The novel begins with a calm-before-the-storm mobilization of troops. On the second page one soldier-to-be learns that "Adolf was raising a ruckus". But of course when Finland enters the fray it is not to neutralise Hitler but to take up arms against the old enemy, the Soviet Union. As Linna builds up his cast, it turns out that most of his officers have just fought in the 1939-40 Winter War, at the end of which the Finns and Russians achieved only a bitter stalemate. This time around the Finnish objective is to complete the job and permanently derail the marauding Soviet juggernaut.

Once Linna's men have been set up he promptly sends them into battle - and then proceeds to pick them off, one by one. "We're headed for the cemeteries, boys!" one says grimly, not realising that the majority won't even get that privilege. Characters introduced fleetingly in the first couple of pages, all "Strapping bundles of Finnish ferocity", meet grisly ends several chapters in. They fight and fall in swamps and pine forests, coming up against tanks and cannon and the unfriendly fire of snipers and rival machine-gunners. In doing so, "The strong grew stronger; the weak faltered further under the strain." As the slaughter intensifies "No man was excused from his butchering duties."

Linna's soldiers have names and scraps of personality, but they are essentially "unknown" because of their sheer number. Some stand out due to their dialect, at times more Kentucky than Karelia: "Hot diggity! These are some dandy felt books I got me back there on'nat service road." However, most don't stick around long enough to make an impression on the reader. In the end, we give up remembering who's who, having long since come to the conclusion that Linna's aim is not to home in on individual plights and agendas but to show the whole great shapeless mass of a platoon, one that is continuously besieged and pared down. The brutality of the mechanical depletion of old-guard troops is offset by the belt-fed replenishment of fresh-faced new recruits. In the novel's final stretch, with their flanks even more exposed and morale in tatters, we witness Linna's ragged unit bowed by hunger, contemplating desertion, then bombarded by ground-attack planes. "This isn't a war," one man declares. "This is just horror after horror."

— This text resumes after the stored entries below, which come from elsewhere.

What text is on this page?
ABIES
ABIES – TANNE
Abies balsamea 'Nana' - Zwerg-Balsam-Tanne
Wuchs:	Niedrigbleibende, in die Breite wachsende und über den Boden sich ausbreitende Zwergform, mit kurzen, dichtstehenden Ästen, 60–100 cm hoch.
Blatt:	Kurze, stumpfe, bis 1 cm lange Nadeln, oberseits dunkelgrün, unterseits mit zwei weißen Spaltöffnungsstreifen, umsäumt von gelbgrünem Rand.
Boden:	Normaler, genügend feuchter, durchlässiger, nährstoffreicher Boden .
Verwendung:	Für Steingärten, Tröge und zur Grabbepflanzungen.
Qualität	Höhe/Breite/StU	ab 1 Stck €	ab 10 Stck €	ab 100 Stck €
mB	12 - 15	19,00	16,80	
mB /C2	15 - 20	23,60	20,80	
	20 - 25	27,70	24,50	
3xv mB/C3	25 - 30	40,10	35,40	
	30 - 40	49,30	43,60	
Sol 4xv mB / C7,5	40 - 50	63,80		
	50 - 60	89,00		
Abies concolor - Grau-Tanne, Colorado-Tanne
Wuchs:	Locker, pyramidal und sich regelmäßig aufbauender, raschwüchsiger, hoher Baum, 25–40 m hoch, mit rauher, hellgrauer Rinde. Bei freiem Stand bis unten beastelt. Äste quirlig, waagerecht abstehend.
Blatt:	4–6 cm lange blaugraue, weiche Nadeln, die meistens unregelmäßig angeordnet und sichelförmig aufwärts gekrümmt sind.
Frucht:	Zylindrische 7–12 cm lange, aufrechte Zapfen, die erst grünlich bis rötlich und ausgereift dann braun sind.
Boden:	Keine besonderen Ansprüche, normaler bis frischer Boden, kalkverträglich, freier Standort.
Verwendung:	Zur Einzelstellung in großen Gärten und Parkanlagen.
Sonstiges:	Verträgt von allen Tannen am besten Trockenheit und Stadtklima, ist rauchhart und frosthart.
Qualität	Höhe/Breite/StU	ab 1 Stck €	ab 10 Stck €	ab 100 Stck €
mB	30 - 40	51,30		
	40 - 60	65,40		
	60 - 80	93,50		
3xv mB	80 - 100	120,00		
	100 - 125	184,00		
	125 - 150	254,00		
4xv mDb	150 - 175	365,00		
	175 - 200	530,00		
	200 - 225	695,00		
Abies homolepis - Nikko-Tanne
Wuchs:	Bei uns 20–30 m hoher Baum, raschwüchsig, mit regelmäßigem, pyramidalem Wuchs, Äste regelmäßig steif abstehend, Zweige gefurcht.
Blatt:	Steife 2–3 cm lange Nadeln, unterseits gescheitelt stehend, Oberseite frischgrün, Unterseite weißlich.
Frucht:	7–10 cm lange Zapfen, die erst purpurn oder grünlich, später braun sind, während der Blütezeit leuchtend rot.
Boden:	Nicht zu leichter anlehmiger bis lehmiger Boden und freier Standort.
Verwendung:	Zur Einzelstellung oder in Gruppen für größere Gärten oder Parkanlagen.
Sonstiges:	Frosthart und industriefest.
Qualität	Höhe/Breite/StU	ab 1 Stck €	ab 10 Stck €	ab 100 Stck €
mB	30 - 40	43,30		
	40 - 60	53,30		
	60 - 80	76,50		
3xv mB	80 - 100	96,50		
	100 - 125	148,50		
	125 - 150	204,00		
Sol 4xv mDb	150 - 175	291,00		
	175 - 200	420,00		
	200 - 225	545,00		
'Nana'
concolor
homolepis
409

Unknown Soldiers still has the power to shock. Linna's men fight a dirty, dog-eat-dog war. By focusing on hardship rather than heroics, and eschewing any trace of gallows humour or lyricism, Linna's gutsy, visceral portrayal of war owes more to Mailer than, say, Waugh or Heller. In one memorable, if harrowing scene, a soldier left for dead beseeches overhead fighter planes to put him out of his misery. And then there is Linna's gimlet-eyed detail: a corpse on a stretcher, its dangling arm culminating in a clenched fist; bodies strewn on the ground, "many with their pockets already flipped inside out".

The relentless carnage will make some readers long for armistice and defeat. In places it feels as if Linna set out to depict a war of attrition that would simultaneously grind down his reader. And yet those who last the arduous course will find much to admire in Linna's unsparing prose and gritty realism. Not a comforting novel by many means, but a profound and enriching one.